The "Mylor" play is a long text of forty-one speeches, written semi-literately with dialect spellings. In essence, it is a standard Hero/Combat play, with Saint George and the Turkish Knight, although it is padded out with various large additions, two of which are from known literary and ballad sources. The script names five actors and, as the play has fifteen characters, they obviously doubled-up parts. In fact, the distribution was remarkably equal, with each actor playing exactly three different characters--even the actor with only ten lines in total.

The text is well known to traditional drama research, having appeared in print three times. The manuscript was first published by Thurstan Peter as a literal transcript in Notes and Queries in 1916. Regarding its provenance, he states:

   I have in my note-book ... a curious and interesting copy made by me
   from a MS. used by some Cornish performers in the latter half of the
   last century. The players of this Cornish version--which I
   subjoin--went from house to house and performed in the open,
   borrowing a mat "for the Turkish Knight to die on" if the ground
   were damp.

   The libretto is from a MS. in the possession of John D. Enys (1905),
   who got it from Mylor. The original is written by a very illiterate
   man; but I have followed it closely for fear of wrong conjecture.
   For the same reason I have kept the lines of the original (Peter
   1916, 330; original emphasis).

The Royal Institution of Cornwall now holds the relevant notebook. Peter's transcript appears in his Notebook no. 2 (Peter 1905), but the only accompanying notes comprise the second paragraph quoted.

It is from Peter's statements that the place and date of performance have been taken. However, Peter also referred to the play in his earlier book The Old Cornish Drama (Peter 1906). He highlighted the mixed historical subject matter of the play--mentioning "the incident of Henry V and the tennis balls" and the seizure of Quebec--and quoted one short passage. He gave the anecdote about borrowing mats, as follows:

   "A friend tells me that he well recollects as a child that the
   performers borrowed mats on which to die!" (Peter 1906, 47).

It seems likely that the friend was J. D. Enys, and therefore that this anecdote came from his personal memories of the 1840s or 1850s at Enys, Penryn (SW7936), which is adjacent to Mylor [2].

Also in 1906, the text was the subject of a query from "Ygrec" in Notes and Queries (Ygrec 1906). This item does not add anything to the provenance of the script. Rather, it requests the identity of a quoted extract, which we now know to be the ballad King Henry Fifth's Conquest of France (c. 1730). The real identity of "Ygrec" was presumably Thurstan Peter.

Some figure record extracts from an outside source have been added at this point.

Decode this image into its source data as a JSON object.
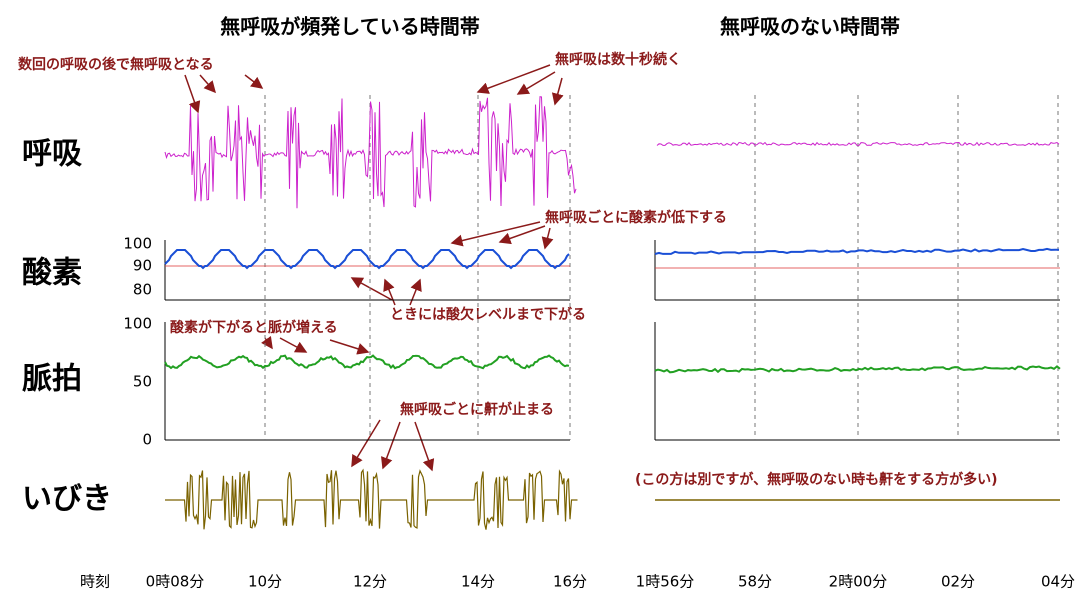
{
  "titles": {
    "left": "無呼吸が頻発している時間帯",
    "right": "無呼吸のない時間帯"
  },
  "rows": [
    "呼吸",
    "酸素",
    "脈拍",
    "いびき"
  ],
  "annotations": [
    "数回の呼吸の後で無呼吸となる",
    "無呼吸は数十秒続く",
    "無呼吸ごとに酸素が低下する",
    "ときには酸欠レベルまで下がる",
    "酸素が下がると脈が増える",
    "無呼吸ごとに鼾が止まる",
    "(この方は別ですが、無呼吸のない時も鼾をする方が多い)"
  ],
  "oxygen_ticks": [
    "100",
    "90",
    "80"
  ],
  "pulse_ticks": [
    "100",
    "50",
    "0"
  ],
  "time_axis": {
    "label": "時刻",
    "left": [
      "0時08分",
      "10分",
      "12分",
      "14分",
      "16分"
    ],
    "right": [
      "1時56分",
      "58分",
      "2時00分",
      "02分",
      "04分"
    ]
  }
}
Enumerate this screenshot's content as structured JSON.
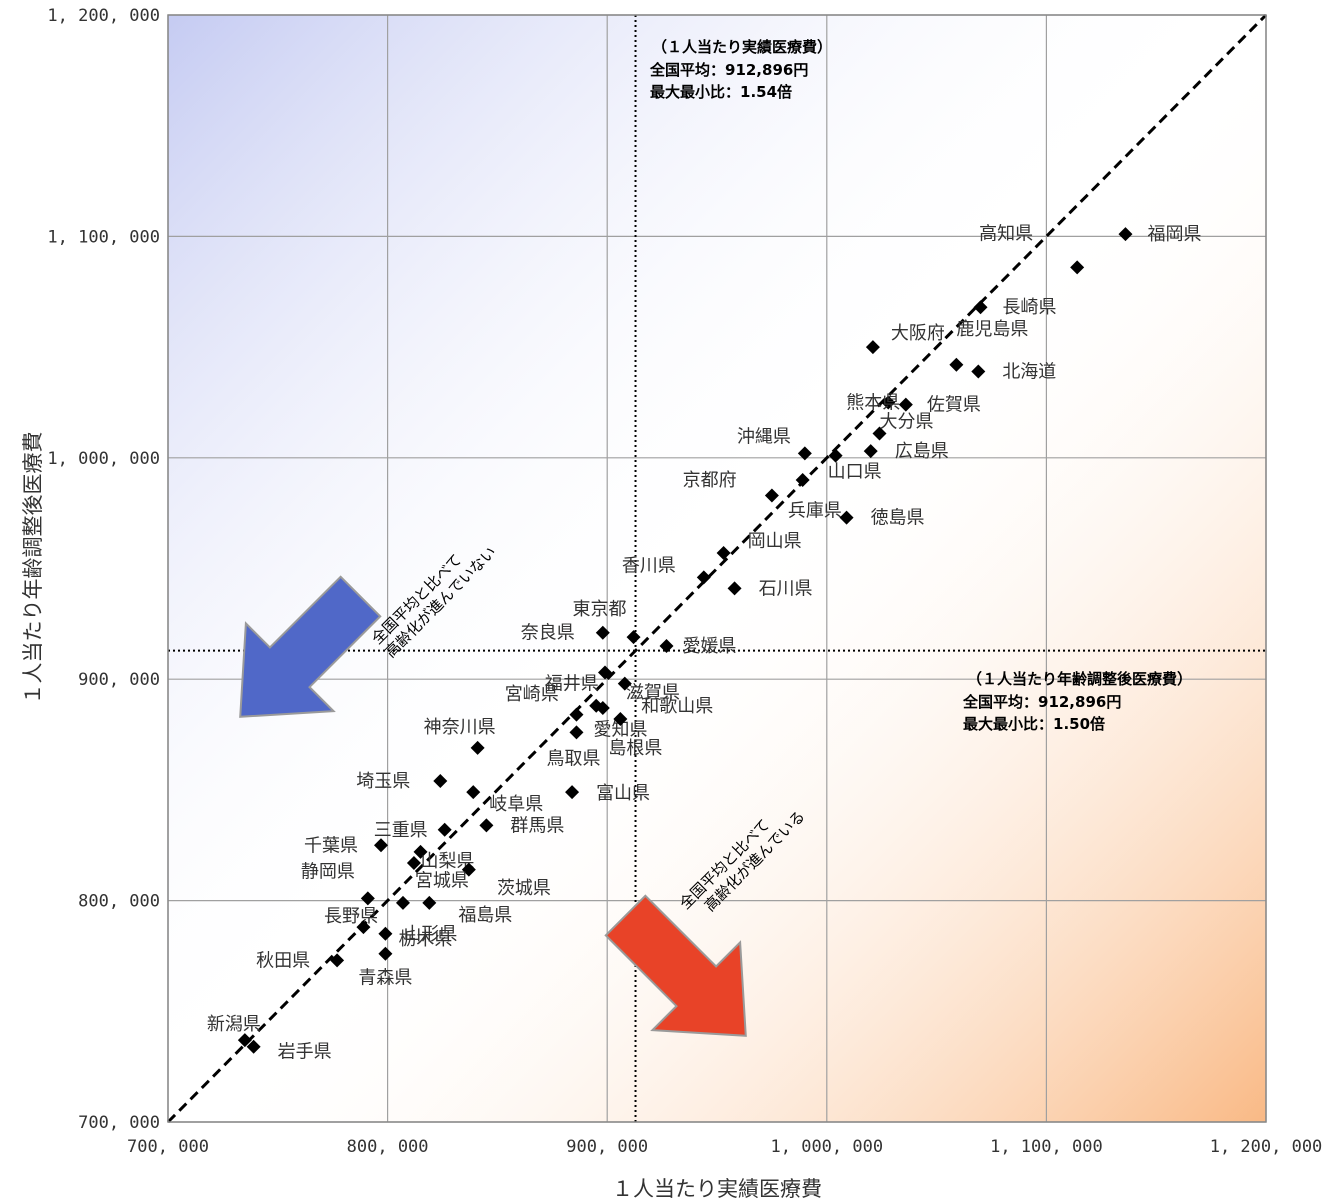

Peter's notebook contains two loose items (one letter and one postcard) from R. J. E. Tiddy of Trinity College, Oxford. It would appear that Peter had lent him his notebook. In his letter dated 26 April 1914, Tiddy comments:

   I will copy it as soon as I can and return the book to you. Mylor is
   a few miles from St Just where my father's family comes from so I am
   particularly pleased to have this play ... (Peter 1905, loose letter
   dated 26 April 1914)

On 2 May 1914, Tiddy sent Peter the postcard:

   I return your Notebook with very many thanks. The Mylor play is
   quite the most interesting I have come across, and I wish I had time
   to set to work on it at once. I am extremely glad that you copied it
   literatim.

   I have no doubt that you can decipher it a good deal better than I
   could, but in the long vacation I shall attempt to "restore" the
   text and will, if I may, send my attempt to you for comment, though
   I do not of course wish to trespass on your time. I expect you have
   already recognised the Ballad fragment in it, but in case you have
   not identified it, it is in Child's English and Scottish Popular
   Ballads (Nutt 1906) no. 164 "King Henry Fifth's Conquest of France."
   I must try collecting in Cornwall and if I do get enough
   specifically Cornish material I will remember your kind suggestion
   about the Royal Institution. Yours very truly R. J. E. Tiddy.